Ночная тьма зачеркнула хребет Санисле, скрылось в темноте Хемагали. Тепло и тихо. Не слышно шума Сатевелы, молчат даже сверчки, спит окутанная темнотой деревня, а на кладбище спит моя мама. Стою я в одной рубашке на веранде, глаза у меня открыты, а я ничего не вижу.
IV
Пока не закончились зимние каникулы, директора в нашу школу не назначали. Не могу сказать, было ли это данью уважения моей матери, или просто отдел просвещения не смог сразу подыскать подходящую кандидатуру на эту должность.
Кабинет директора в новой школе стоял запертый, и мне это было приятно. Почему? Не могу объяснить. Я в какой-то степени радовалась этому, даже гордилась этим в глубине души.
Я тоже не приходила в школу до конца зимних каникул.
Нет, ошибаюсь.
Один раз я была там.
Не больше двух месяцев прошло после кончины мамы, когда наш завуч Кетэван Кикнавелидзе прислала мне через Сандро записку, чтобы я зашла в школу.
Я встала утром пораньше, быстро убралась в доме, а потом на минутку снова зашла в мамину комнату, словно чтобы извиниться перед мамой за то, что я ухожу в школу и оставляю ее одну.
Но стоило мне выйти за ворота, как мне послышался мамин голос:
— Я тоже иду, Эка!
Мне стало не по себе.
Я оглянулась по сторонам, потом посмотрела во двор, оглядела и кухню и дом, но поблизости никого не оказалось. А ведь я так ясно слышала голос мамы. Я даже решила было вернуться домой, но мне стало неудобно перед калбатоно Кетэван, и я с каким-то боязливым чувством продолжила свой путь.
Шла я быстро, почти бежала, а потом вдруг рассердилась на себя. Ну, чего это я испугалась материнского голоса? Но, открыв школьную калитку, я опять услышала голос матери: «Ну, Эка, вот мы и пришли. Я устала, очень уж быстро шли». Я села на скамейку там же, у школьных ворот, и представила себе, что мама сидит рядом со мной. Как будто мы пришли с ней вместе, а теперь отдыхаем, прежде чем зайти в школу.

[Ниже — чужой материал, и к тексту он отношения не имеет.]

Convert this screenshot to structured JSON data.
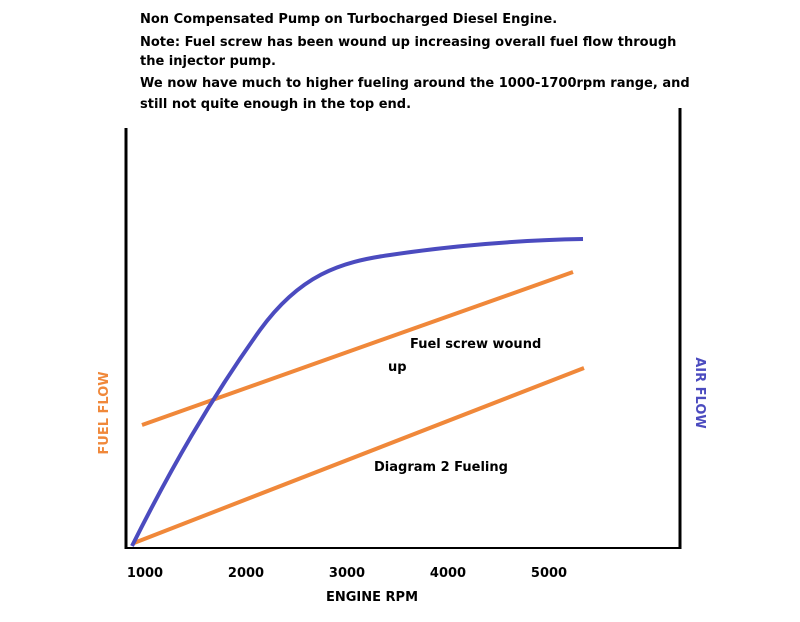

И мне не только не страшно, наоборот, я рада, что рядом со мной моя мама, и я хочу, чтобы мы сидели так еще долго-долго.
«Мама, прости меня за то, что я испугалась твоего голоса», — сказала я про себя.

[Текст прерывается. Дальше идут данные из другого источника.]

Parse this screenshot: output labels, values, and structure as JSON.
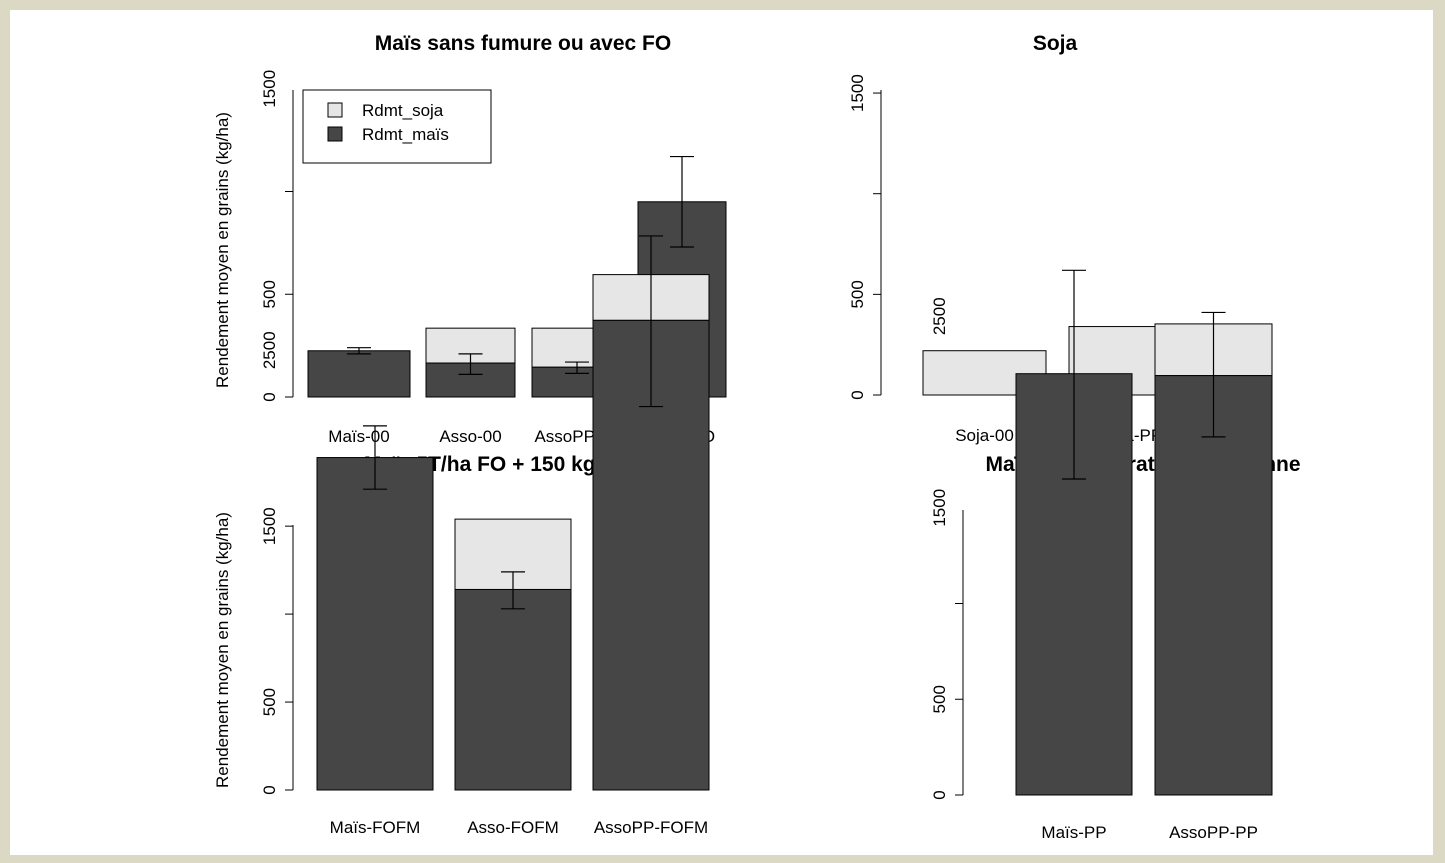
{
  "colors": {
    "Rdmt_soja": "#e6e6e6",
    "Rdmt_maïs": "#464646",
    "page_border": "#dbd8c3"
  },
  "chart_data": [
    {
      "type": "bar",
      "stacked": true,
      "title": "Maïs sans fumure ou avec FO",
      "ylabel": "Rendement moyen en grains (kg/ha)",
      "ylim": [
        0,
        3000
      ],
      "yticks": [
        0,
        500,
        1500,
        2500
      ],
      "categories": [
        "Maïs-00",
        "Asso-00",
        "AssoPP-00",
        "Maïs-FO"
      ],
      "series": [
        {
          "name": "Rdmt_maïs",
          "values": [
            225,
            165,
            145,
            950
          ]
        },
        {
          "name": "Rdmt_soja",
          "values": [
            0,
            170,
            190,
            0
          ]
        }
      ],
      "error_bars": [
        {
          "center": 225,
          "low": 210,
          "high": 240
        },
        {
          "center": 165,
          "low": 110,
          "high": 210
        },
        {
          "center": 145,
          "low": 115,
          "high": 170
        },
        {
          "center": 950,
          "low": 730,
          "high": 1170
        }
      ],
      "legend": {
        "position": "top-left",
        "entries": [
          "Rdmt_soja",
          "Rdmt_maïs"
        ]
      }
    },
    {
      "type": "bar",
      "stacked": true,
      "title": "Soja",
      "ylabel": "",
      "ylim": [
        0,
        3000
      ],
      "yticks": [
        0,
        500,
        1500,
        2500
      ],
      "categories": [
        "Soja-00",
        "Soja-PP"
      ],
      "series": [
        {
          "name": "Rdmt_maïs",
          "values": [
            0,
            0
          ]
        },
        {
          "name": "Rdmt_soja",
          "values": [
            220,
            340
          ]
        }
      ],
      "error_bars": []
    },
    {
      "type": "bar",
      "stacked": true,
      "title": "Maïs 5T/ha FO + 150 kg/ha FM",
      "ylabel": "Rendement moyen en grains (kg/ha)",
      "ylim": [
        0,
        3000
      ],
      "yticks": [
        0,
        500,
        1500,
        2500
      ],
      "categories": [
        "Maïs-FOFM",
        "Asso-FOFM",
        "AssoPP-FOFM"
      ],
      "series": [
        {
          "name": "Rdmt_maïs",
          "values": [
            1890,
            1140,
            2670
          ]
        },
        {
          "name": "Rdmt_soja",
          "values": [
            0,
            400,
            260
          ]
        }
      ],
      "error_bars": [
        {
          "center": 1890,
          "low": 1710,
          "high": 2070
        },
        {
          "center": 1140,
          "low": 1030,
          "high": 1240
        },
        {
          "center": 2670,
          "low": 2180,
          "high": 3150
        }
      ]
    },
    {
      "type": "bar",
      "stacked": true,
      "title": "Maïs fumure pratique paysanne",
      "ylabel": "",
      "ylim": [
        0,
        3000
      ],
      "yticks": [
        0,
        500,
        1500,
        2500
      ],
      "categories": [
        "Maïs-PP",
        "AssoPP-PP"
      ],
      "series": [
        {
          "name": "Rdmt_maïs",
          "values": [
            2200,
            2190
          ]
        },
        {
          "name": "Rdmt_soja",
          "values": [
            0,
            270
          ]
        }
      ],
      "error_bars": [
        {
          "center": 2200,
          "low": 1650,
          "high": 2740
        },
        {
          "center": 2190,
          "low": 1870,
          "high": 2520
        }
      ]
    }
  ]
}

Закрыв глаза, сижу я на скамейке и все же вижу новое здание школы, вижу в нем кабинет моей матери, ее письменный стол с приставленным к нему длинным столом, мамино кресло, вижу мягкие стулья вокруг этого стола. В кабинете тихо, стенные часы никто не заводит, и они остановились. Душно и тихо. Мертвая тишина в кабинете моей матери.